Иные в его статьях находили нечто тайно растленное; они были не совсем не правы. Для себя лично он предпочитал ширину духа – его чистоте. В статьях его было веяние, схожее с той струей, которая пробегает по сочным и судорожным сочинениям Мишле. Но он не скрывай этого ни от себя, ни от других; не боялся подобного обвинения. Он знает, что в полной жизни прекрасно и полезно не одно только интенсивное, строгое и чистое; он знал, что и в мире гражданских учений нужен не только политический, нравственный и религиозный аскетизм, но и широкие, критические взгляды, которые в одно и то же время и выше и ниже временно практических настроений. А. Григорьев становился к своему времени в положение историческое. Подобно тому, как хороший современный француз равно ценит в прошедшем и Боссюэта, и Мольера, и Раблэ, и Кальвина, как англичанин равно считает украшением (вот основное и вот роковое словцо К. Л-ва. – В. Р.) английской истории и кавалеров, и пуритан, – так и Ап. Григорьев, равно (опять роковое слово К. Л-ва. – В. Р.) умел своей художественно-русской душой обращаться и к славизму и православию, и к притупившемуся у нас (вероятно, на время) философскому пониманию, и к железным проявлениям материализма, который хотя по содержанию ни русский, ни немецкий, ни французский, а всемирный, но которого приемы, как бы грубы они ни были, мы должны признать вполне русскими.
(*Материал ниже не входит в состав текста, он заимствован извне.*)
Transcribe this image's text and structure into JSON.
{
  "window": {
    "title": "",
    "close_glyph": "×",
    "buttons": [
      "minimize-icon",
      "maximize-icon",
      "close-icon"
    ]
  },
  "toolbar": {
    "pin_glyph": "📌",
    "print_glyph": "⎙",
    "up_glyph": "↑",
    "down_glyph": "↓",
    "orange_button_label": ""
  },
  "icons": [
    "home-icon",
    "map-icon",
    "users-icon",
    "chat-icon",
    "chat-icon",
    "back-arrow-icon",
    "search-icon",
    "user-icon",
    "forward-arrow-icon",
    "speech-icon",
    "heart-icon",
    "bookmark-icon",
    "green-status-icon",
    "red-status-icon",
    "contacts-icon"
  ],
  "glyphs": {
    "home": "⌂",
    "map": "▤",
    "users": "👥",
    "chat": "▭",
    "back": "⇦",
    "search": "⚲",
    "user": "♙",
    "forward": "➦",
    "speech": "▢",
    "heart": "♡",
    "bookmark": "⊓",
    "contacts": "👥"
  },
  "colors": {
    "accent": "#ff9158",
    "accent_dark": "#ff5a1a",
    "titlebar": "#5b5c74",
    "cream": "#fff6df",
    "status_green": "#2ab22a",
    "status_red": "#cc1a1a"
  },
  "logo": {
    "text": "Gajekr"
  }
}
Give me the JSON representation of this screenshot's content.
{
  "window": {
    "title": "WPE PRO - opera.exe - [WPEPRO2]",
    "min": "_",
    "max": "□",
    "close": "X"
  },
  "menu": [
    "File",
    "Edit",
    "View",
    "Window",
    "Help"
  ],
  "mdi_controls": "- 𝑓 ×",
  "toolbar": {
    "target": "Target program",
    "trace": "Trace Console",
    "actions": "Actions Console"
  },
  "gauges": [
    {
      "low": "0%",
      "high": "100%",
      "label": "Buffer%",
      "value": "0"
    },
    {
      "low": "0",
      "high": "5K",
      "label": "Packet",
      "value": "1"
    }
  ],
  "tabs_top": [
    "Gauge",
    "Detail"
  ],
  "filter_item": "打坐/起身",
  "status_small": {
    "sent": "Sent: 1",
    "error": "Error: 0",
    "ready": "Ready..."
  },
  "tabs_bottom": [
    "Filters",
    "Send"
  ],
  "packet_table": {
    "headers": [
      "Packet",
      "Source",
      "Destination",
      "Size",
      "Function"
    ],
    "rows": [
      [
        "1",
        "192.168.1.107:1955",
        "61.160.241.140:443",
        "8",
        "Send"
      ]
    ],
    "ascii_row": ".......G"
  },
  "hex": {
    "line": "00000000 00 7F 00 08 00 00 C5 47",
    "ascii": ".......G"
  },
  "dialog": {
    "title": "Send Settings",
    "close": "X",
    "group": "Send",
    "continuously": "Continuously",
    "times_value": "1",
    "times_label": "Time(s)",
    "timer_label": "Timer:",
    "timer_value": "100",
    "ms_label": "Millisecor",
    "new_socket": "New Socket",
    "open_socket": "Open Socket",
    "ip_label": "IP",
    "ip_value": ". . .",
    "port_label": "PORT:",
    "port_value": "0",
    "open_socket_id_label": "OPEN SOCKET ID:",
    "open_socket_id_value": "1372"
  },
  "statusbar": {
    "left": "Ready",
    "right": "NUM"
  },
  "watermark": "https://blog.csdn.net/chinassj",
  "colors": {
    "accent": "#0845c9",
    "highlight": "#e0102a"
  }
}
«Он сам не знает, чего хочет», – говорили про Григорьева.
Один молодой и умеренный либерал, не совсем дурак, но, конечно, и не умный, сказал мне в Петербурге: «Охота вам читать эту мертвечину – Ап. Григорьева!»
Я скоро после этого перестал с ним видеться, так он мне стал гадок своей казенной честностью, казенными убеждениями, казенной добротой, казенным умам.
Не порок в наше время страшен; страшна пошлость, безличность! Безличность бытовая, безличность, согнутая под ярко национальное ярмо, – почтенна и плодоносна, но – бесплодна и жалка наша общеевропейская пошлость!»
И т. д.
Ну, ясно – почему Страхов не напечатал этой статьи. Из личных сношений и разговоров мне известно, что как он, так и Рачинский – эти важнейшие наши славянофилы последней четверти прошлого века, с огромными заслугами в философии, критике и в педагогике, – решительно не выносили Леонтьева, не любили говорить о нем, не желали никакого распространения его сочинениям, и в тайне – по мотиву: «как он смел растлить славянофильское учение, внеся в него яд эстетизма, – в него, которое было так ясно, просто и благостно».
Они не были вовсе не правы… Леонтьев вообще страшен. Он зноен, чарующ и влекущ. Он – весь соблазн, гений, сила. И, подойдя к этому огню, опаляешься… между прочим, снисхождением к явным порокам, к явно дурному. «И – юродивый, и – Людовик XIV». Этой смесью сказано все.
«Мне нравятся – оба. Нужны (жизни) – оба».
Это разрушает славянофильство. Его добро, его благость. Разрушает его прямоту. Его «дважды два – четыре».